- Kartacalıların kurduğu ilk yerleşmenin yakınlarında Roma egemenliğinin başlarında kentin merkezini oluşturan eski forumun kalıntıları yer alır. Roma kentinin iç kesimlere ve kıyı boyunca batıya doğru hızla yayıldığı anlaşılmaktadır.
- Leptis Magna’nın yerleşim yeri olarak seçilmesinde önemli rol oynayan Lebda Irmağı’nın ağzındaki doğal demirleme yeri, Severus döneminde yapay olarak geliştirilmiştir.
- Bu kentin yapılarının başlıca örnekleri yeniden inşa edilen liman, 19 km uzunluğundaki su kemeri, işlemeli zafer takı, arkadların sıralandığı 410 m uzunluğunda anıtsal bir cadde ve ırmağın sol yakasında inşa edilmiş yapı topluluğudur. Irmağın yanına inşa edilmiş olan yeni mahalle, anıtsal caddenin çevresine planlanmıştır.
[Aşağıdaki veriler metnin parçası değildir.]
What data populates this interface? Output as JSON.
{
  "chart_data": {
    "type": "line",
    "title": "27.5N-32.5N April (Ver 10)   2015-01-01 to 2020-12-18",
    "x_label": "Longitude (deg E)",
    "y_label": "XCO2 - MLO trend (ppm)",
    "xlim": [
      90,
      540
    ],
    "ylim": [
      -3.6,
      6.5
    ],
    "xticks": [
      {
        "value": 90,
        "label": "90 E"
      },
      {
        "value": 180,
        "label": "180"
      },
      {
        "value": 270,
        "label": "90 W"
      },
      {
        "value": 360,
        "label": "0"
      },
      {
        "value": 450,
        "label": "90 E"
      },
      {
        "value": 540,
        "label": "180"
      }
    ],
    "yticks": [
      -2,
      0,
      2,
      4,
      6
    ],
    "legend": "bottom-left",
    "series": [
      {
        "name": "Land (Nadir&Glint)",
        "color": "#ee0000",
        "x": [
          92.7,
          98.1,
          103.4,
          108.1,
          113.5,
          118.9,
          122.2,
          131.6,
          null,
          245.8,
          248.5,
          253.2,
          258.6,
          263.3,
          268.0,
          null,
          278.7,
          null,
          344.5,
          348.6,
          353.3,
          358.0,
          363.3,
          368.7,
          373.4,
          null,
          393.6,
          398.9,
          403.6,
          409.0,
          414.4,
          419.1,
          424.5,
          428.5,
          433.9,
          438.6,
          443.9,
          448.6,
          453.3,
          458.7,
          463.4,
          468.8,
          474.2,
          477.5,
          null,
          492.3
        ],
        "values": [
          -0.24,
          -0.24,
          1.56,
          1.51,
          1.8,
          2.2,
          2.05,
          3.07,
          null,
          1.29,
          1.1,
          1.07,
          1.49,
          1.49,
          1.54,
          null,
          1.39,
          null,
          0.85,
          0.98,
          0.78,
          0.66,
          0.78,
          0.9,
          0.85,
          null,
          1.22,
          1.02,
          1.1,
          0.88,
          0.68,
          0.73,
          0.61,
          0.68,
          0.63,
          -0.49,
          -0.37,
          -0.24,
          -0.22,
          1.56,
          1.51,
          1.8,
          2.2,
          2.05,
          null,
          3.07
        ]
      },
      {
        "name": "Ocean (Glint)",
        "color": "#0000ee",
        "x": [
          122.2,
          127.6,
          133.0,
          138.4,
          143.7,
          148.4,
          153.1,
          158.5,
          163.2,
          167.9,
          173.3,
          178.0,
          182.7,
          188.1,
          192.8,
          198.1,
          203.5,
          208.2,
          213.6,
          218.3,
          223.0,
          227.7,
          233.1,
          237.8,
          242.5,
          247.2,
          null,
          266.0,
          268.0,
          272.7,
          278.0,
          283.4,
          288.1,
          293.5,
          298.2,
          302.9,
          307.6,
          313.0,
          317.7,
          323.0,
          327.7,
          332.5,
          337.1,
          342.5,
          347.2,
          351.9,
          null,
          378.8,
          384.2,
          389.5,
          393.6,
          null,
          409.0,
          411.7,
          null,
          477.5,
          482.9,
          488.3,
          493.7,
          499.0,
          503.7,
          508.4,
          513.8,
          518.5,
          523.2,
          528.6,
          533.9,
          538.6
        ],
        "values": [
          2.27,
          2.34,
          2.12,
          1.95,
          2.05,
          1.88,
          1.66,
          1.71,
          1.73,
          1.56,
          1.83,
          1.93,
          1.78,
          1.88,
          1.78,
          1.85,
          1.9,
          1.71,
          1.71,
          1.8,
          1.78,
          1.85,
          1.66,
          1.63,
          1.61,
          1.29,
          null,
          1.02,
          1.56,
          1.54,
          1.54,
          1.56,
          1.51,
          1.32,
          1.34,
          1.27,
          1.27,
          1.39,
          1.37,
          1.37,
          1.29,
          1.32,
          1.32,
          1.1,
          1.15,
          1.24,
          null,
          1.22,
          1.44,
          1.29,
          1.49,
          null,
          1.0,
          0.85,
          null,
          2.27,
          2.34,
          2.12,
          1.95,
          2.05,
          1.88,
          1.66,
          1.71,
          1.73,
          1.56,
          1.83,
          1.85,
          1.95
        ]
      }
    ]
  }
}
Mahallenin girişindeki dev nympheum (anıtsal çeşme), daire biçimli meydanda yer alır. Limandaki iskelelere açılan mahallede anıtsal bir forum ve bazilika vardır.

Leptis Magna’da nympheum.
Çeşmeler, suyu getirmiş olmanın gururu ile anıtsal yapılırdı.
Fotoğraf: Füsun Kavrakoğlu

1686 ve 1708 yıllarında, yani Osmanlı döneminde, Fransızlar Leptis Magna’daki yüzlerce granit ve mermer parçayı ülkelerine götürmüş. Parçalar, Versailles ve St. Germain des Pres’nin yapımında kullanılmış. Fransızlar, gemiye taşıyamadıkları bu üç sütunu sahilde bırakmışlar. Londra’ya da bazı sütunlar götürülmüş.
Fotoğraf: Füsun Kavrakoğlu

İstanbul Arkeoloji Müzeleri’nde sergilenmekte olan, mermer Athena heykeli. Leptis Magna’dan ülkemize getirilmiş olan bu heykel, MÖ 5. yüzyılda yapılmış olanın Roma dönemindeki kopyası.
Fotoğraf: İstanbul Archaeological Museums, Alpay Pasinli, A Turizm Yayınları, 2001.